Current students and recent graduates can describe better than anyone what it's like to be a Duke undergraduate. On Wednesday, the university's Office of Undergraduate Admissions launched a colorful new website and mobile platform that place students front and center.
The office says it's part of a larger strategy that also uses social media to help prospective Duke students hear more directly from those whose steps they may choose to follow.
From the prominent use of student bloggers on the new admissions site to regular video chats between admitted and current students, admissions officials say these student-to-student efforts are helping to showcase the exceptional quality of Duke's faculty and academic programs while addressing the questions applicants and their parents often ask.
Between 60,000 and 80,000 students a year seek information about Duke. During the past academic year, a record 31,600 students applied for admission. For many of them, the Duke Undergraduate Admissions website was their first glimpse into what a Duke education is about.
"Part of our challenge in communications is that if we wait to tell people what Duke is about at the moment they apply, it's too late," said Christoph Guttentag, dean of undergraduate admissions. "Prospective students have all kinds of ways they can access the institution. We want to ensure they get the messages about a Duke education we most want them to hear."
The new website was a collaboration between admissions and the Office of Public Affairs and Government Relations (PAGR), along with Viget, a local interactive agency.
The team stripped down the more than 140 pages on the former admissions site to around 35 pages, which use photos and graphics extensively and scroll more deeply. The new sleeker design improves navigation and focuses visitors on stories that describe the curiosity and academic engagement of Duke students -- often in their own words through video, blogs and other formats. The stories underscore the message that "Duke is a place where students have exceptional access to exceptional faculty and academic opportunities," Guttentag said.
"There are other outstanding schools out there," he added, "but after 20 years here I believe even more strongly that we are among the best in giving undergraduate students access to everything Duke is about. I love the degree to which our faculty are interested in providing opportunities to undergraduates, even asking to help recruit undergraduate students. And we are not shy about showing people the ambition of our students -- because so often it's ambition with purpose, not just blind ambition."
The student voices on the website also highlight lesser-known qualities of the Duke experience, he said, such as the city of Durham and diversity on campus.
Guttentag said one of the most significant changes at Duke has been its transformation from a class that in 1984 that was 91 percent white to one in 2012 when students of color constitute almost a majority of the undergraduate population. "That change is something I still find people underestimate," he said. (See a 2011 video here.)

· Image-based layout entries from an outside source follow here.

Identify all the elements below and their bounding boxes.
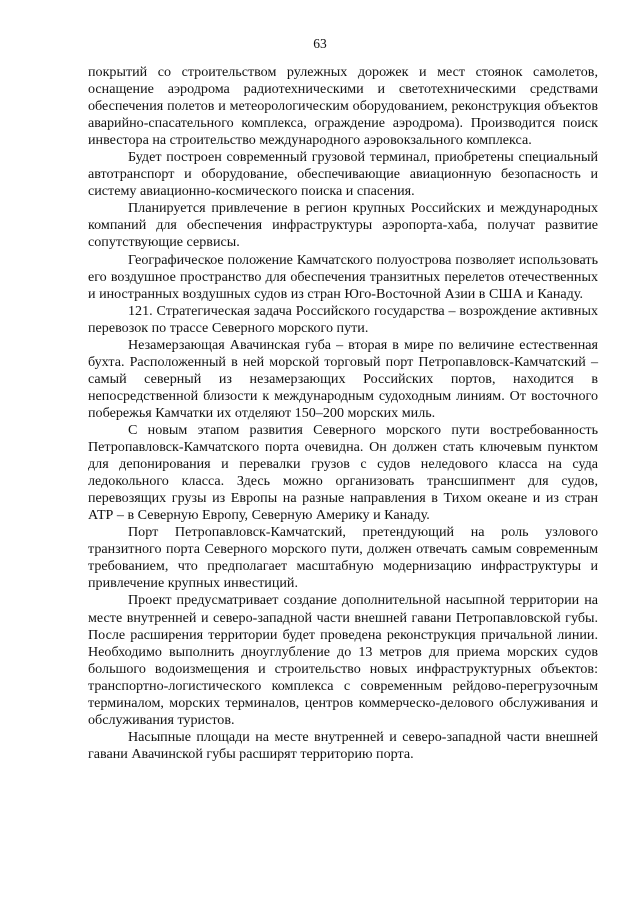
paragraph-continued: покрытий со строительством рулежных дорожек и мест стоянок самолетов, оснащение аэродрома радиотехническими и светотехническими средствами обеспечения полетов и метеорологическим оборудованием, реконструкция объектов аварийно-спасательного комплекса, ограждение аэродрома). Производится поиск инвестора на строительство международного аэровокзального комплекса. [88, 64, 598, 149]
paragraph: Незамерзающая Авачинская губа – вторая в мире по величине естественная бухта. Расположенный в ней морской торговый порт Петропавловск-Камчатский – самый северный из незамерзающих Российских портов, находится в непосредственной близости к международным судоходным линиям. От восточного побережья Камчатки их отделяют 150–200 морских миль. [88, 336, 598, 421]
paragraph: Будет построен современный грузовой терминал, приобретены специальный автотранспорт и оборудование, обеспечивающие авиационную безопасность и систему авиационно-космического поиска и спасения. [88, 149, 598, 200]
numbered-paragraph-121: 121. Стратегическая задача Российского государства – возрождение активных перевозок по трассе Северного морского пути. [88, 302, 598, 336]
paragraph: Насыпные площади на месте внутренней и северо-западной части внешней гавани Авачинской губы расширят территорию порта. [88, 728, 598, 762]
page-number: 63 [313, 36, 327, 51]
paragraph: Планируется привлечение в регион крупных Российских и международных компаний для обеспечения инфраструктуры аэропорта-хаба, получат развитие сопутствующие сервисы. [88, 200, 598, 251]
paragraph: Проект предусматривает создание дополнительной насыпной территории на месте внутренней и северо-западной части внешней гавани Петропавловской губы. После расширения территории будет проведена реконструкция причальной линии. Необходимо выполнить дноуглубление до 13 метров для приема морских судов большого водоизмещения и строительство новых инфраструктурных объектов: транспортно-логистического комплекса с современным рейдово-перегрузочным терминалом, морских терминалов, центров коммерческо-делового обслуживания и обслуживания туристов. [88, 592, 598, 728]
paragraph: Географическое положение Камчатского полуострова позволяет использовать его воздушное пространство для обеспечения транзитных перелетов отечественных и иностранных воздушных судов из стран Юго-Восточной Азии в США и Канаду. [88, 251, 598, 302]
paragraph: Порт Петропавловск-Камчатский, претендующий на роль узлового транзитного порта Северного морского пути, должен отвечать самым современным требованием, что предполагает масштабную модернизацию инфраструктуры и привлечение крупных инвестиций. [88, 524, 598, 592]
paragraph: С новым этапом развития Северного морского пути востребованность Петропавловск-Камчатского порта очевидна. Он должен стать ключевым пунктом для депонирования и перевалки грузов с судов неледового класса на суда ледокольного класса. Здесь можно организовать трансшипмент для судов, перевозящих грузы из Европы на разные направления в Тихом океане и из стран АТР – в Северную Европу, Северную Америку и Канаду. [88, 421, 598, 524]
document-body [88, 64, 598, 763]
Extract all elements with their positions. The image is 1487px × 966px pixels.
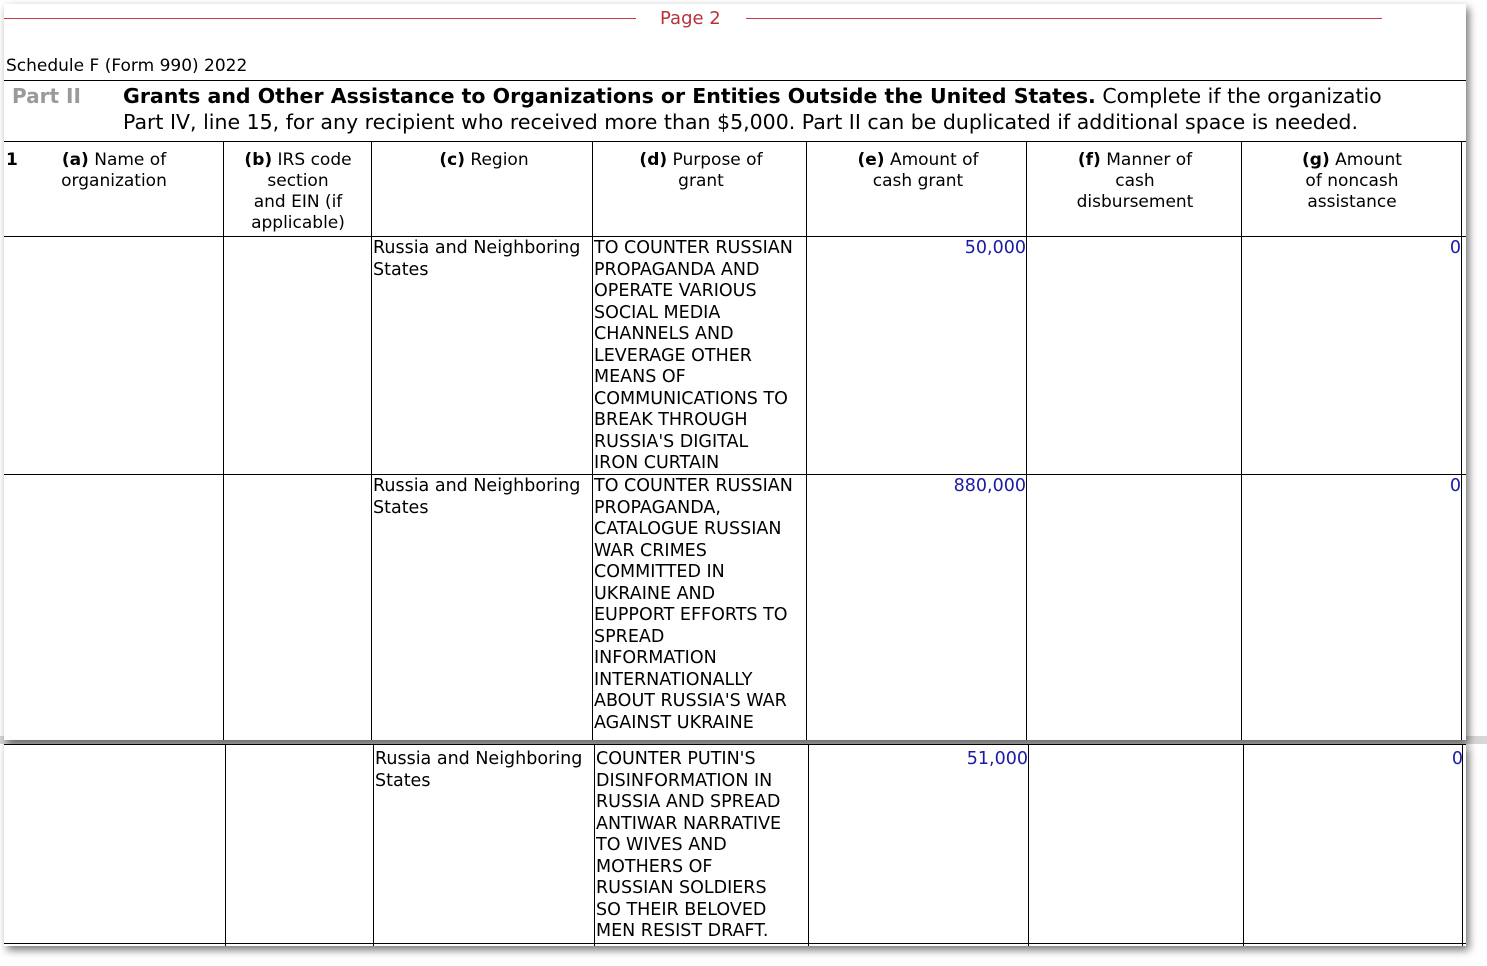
col-header-e: (e) Amount of cash grant [857, 150, 979, 191]
page-marker-label: Page 2 [660, 8, 721, 29]
part-title-rest: Complete if the organizatio [1095, 84, 1382, 108]
col-divider [1243, 744, 1244, 946]
col-header-c: (c) Region [439, 150, 529, 170]
col-header-g: (g) Amount of noncash assistance [1302, 150, 1402, 212]
row-divider [4, 744, 1466, 745]
table-row-2-cash-grant: 880,000 [953, 476, 1026, 496]
table-row-2-purpose: TO COUNTER RUSSIAN PROPAGANDA, CATALOGUE RUSSIAN WAR CRIMES COMMITTED IN UKRAINE AND EUPPORT EFFORTS TO SPREAD INFORMATION INTERNATIONALLY ABOUT RUSSIA'S WAR AGAINST UKRAINE [594, 476, 793, 733]
table-row-3-noncash: 0 [1451, 749, 1463, 769]
col-divider [1241, 141, 1242, 740]
page-marker-rule-left [4, 18, 636, 19]
table-row-1-cash-grant: 50,000 [964, 238, 1026, 258]
col-divider [592, 141, 593, 740]
col-divider [373, 744, 374, 946]
table-row-1-purpose: TO COUNTER RUSSIAN PROPAGANDA AND OPERATE VARIOUS SOCIAL MEDIA CHANNELS AND LEVERAGE OTHER MEANS OF COMMUNICATIONS TO BREAK THROUGH RUSSIA'S DIGITAL IRON CURTAIN [594, 238, 793, 473]
col-header-a: (a) Name of organization [61, 150, 167, 191]
col-header-d: (d) Purpose of grant [639, 150, 763, 191]
part-top-rule [4, 80, 1466, 81]
col-divider [223, 141, 224, 740]
col-header-b: (b) IRS code section and EIN (if applicable) [244, 150, 352, 233]
part-title-bold: Grants and Other Assistance to Organizations or Entities Outside the United States. [123, 84, 1096, 108]
table-row-1-region: Russia and Neighboring States [373, 238, 581, 280]
table-row-3-cash-grant: 51,000 [966, 749, 1028, 769]
page-marker-rule-right [746, 18, 1382, 19]
table-row-3-purpose: COUNTER PUTIN'S DISINFORMATION IN RUSSIA AND SPREAD ANTIWAR NARRATIVE TO WIVES AND MOTHERS OF RUSSIAN SOLDIERS SO THEIR BELOVED MEN RESIST DRAFT. [596, 749, 782, 941]
form-page-top [4, 4, 1466, 740]
row-divider [4, 474, 1466, 475]
line-number: 1 [6, 150, 18, 170]
part-label: Part II [12, 84, 81, 108]
col-header-f: (f) Manner of cash disbursement [1076, 150, 1194, 212]
page-marker [4, 8, 1384, 30]
table-row-2-region: Russia and Neighboring States [373, 476, 581, 518]
col-divider [1026, 141, 1027, 740]
table-row-2-noncash: 0 [1449, 476, 1461, 496]
table-row-3-region: Russia and Neighboring States [375, 749, 583, 791]
col-divider [1461, 141, 1462, 740]
col-divider [1028, 744, 1029, 946]
form-page-bottom [4, 744, 1466, 946]
col-divider [1462, 744, 1463, 946]
col-divider [371, 141, 372, 740]
table-row-1-noncash: 0 [1449, 238, 1461, 258]
row-divider [4, 943, 1466, 944]
form-identifier: Schedule F (Form 990) 2022 [6, 56, 248, 76]
part-title-line2: Part IV, line 15, for any recipient who received more than $5,000. Part II can be duplicated if additional space is needed. [123, 110, 1358, 134]
col-divider [225, 744, 226, 946]
part-title [123, 83, 1382, 135]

The new site and mobile platform use social media and other online tools to connect prospective students to new students throughout all points of the admissions cycle.
During the past year, seven student bloggers earned a popular following online while writing about their experiences. The bloggers connected with applicants and addressed their questions, said Cara Rousseau, social media manager for admissions and the Office of News and Communications, who coordinates the bloggers.

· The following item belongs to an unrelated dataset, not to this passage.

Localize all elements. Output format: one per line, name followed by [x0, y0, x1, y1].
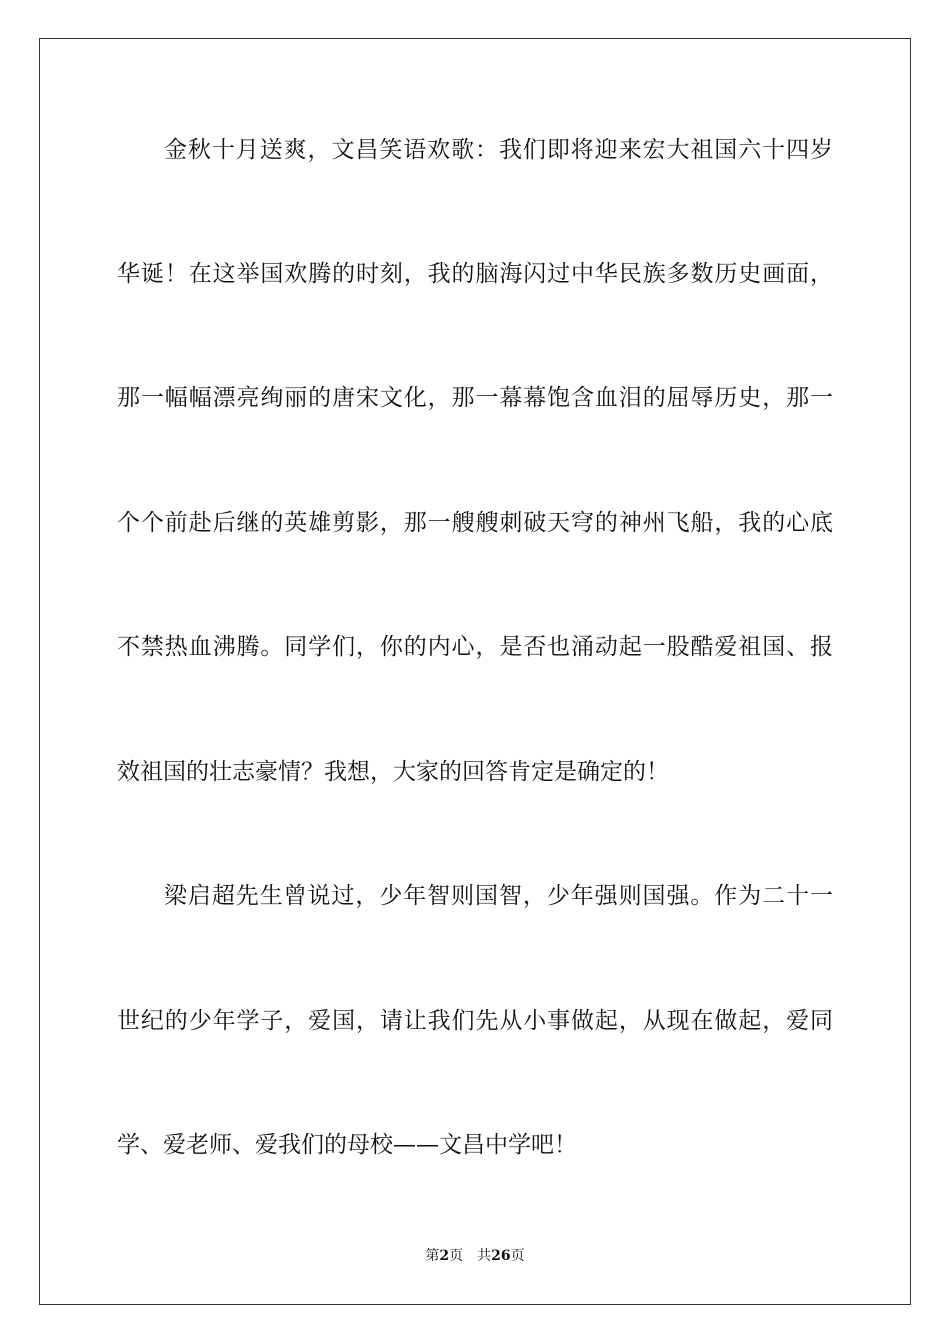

Rousseau used Storify, a social media aggregator tool, to capture and broadcast the tweets and images from prospective students while they were visiting the campus. She also works with Student Affairs to manage a Facebook group for the new class and holds Google+ Hangout video chats with current students.
"What we learned from these efforts informed the design of the new website," Rousseau said. "We saw how valuable it is for our students to tell their own stories firsthand."
The new mobile version provides much -- but not all -- of the same information available on the desktop site while emphasizing material of special interest to people on the go. "We collected a lot of information about what people most needed on the mobile site, and we responded by giving more prominence to things like maps, directions and food," said Blyth Morrell of PAGR's Office of Marketing and Strategic Communications. "We also provided a lot of infographics and academic information that mobile users will find useful."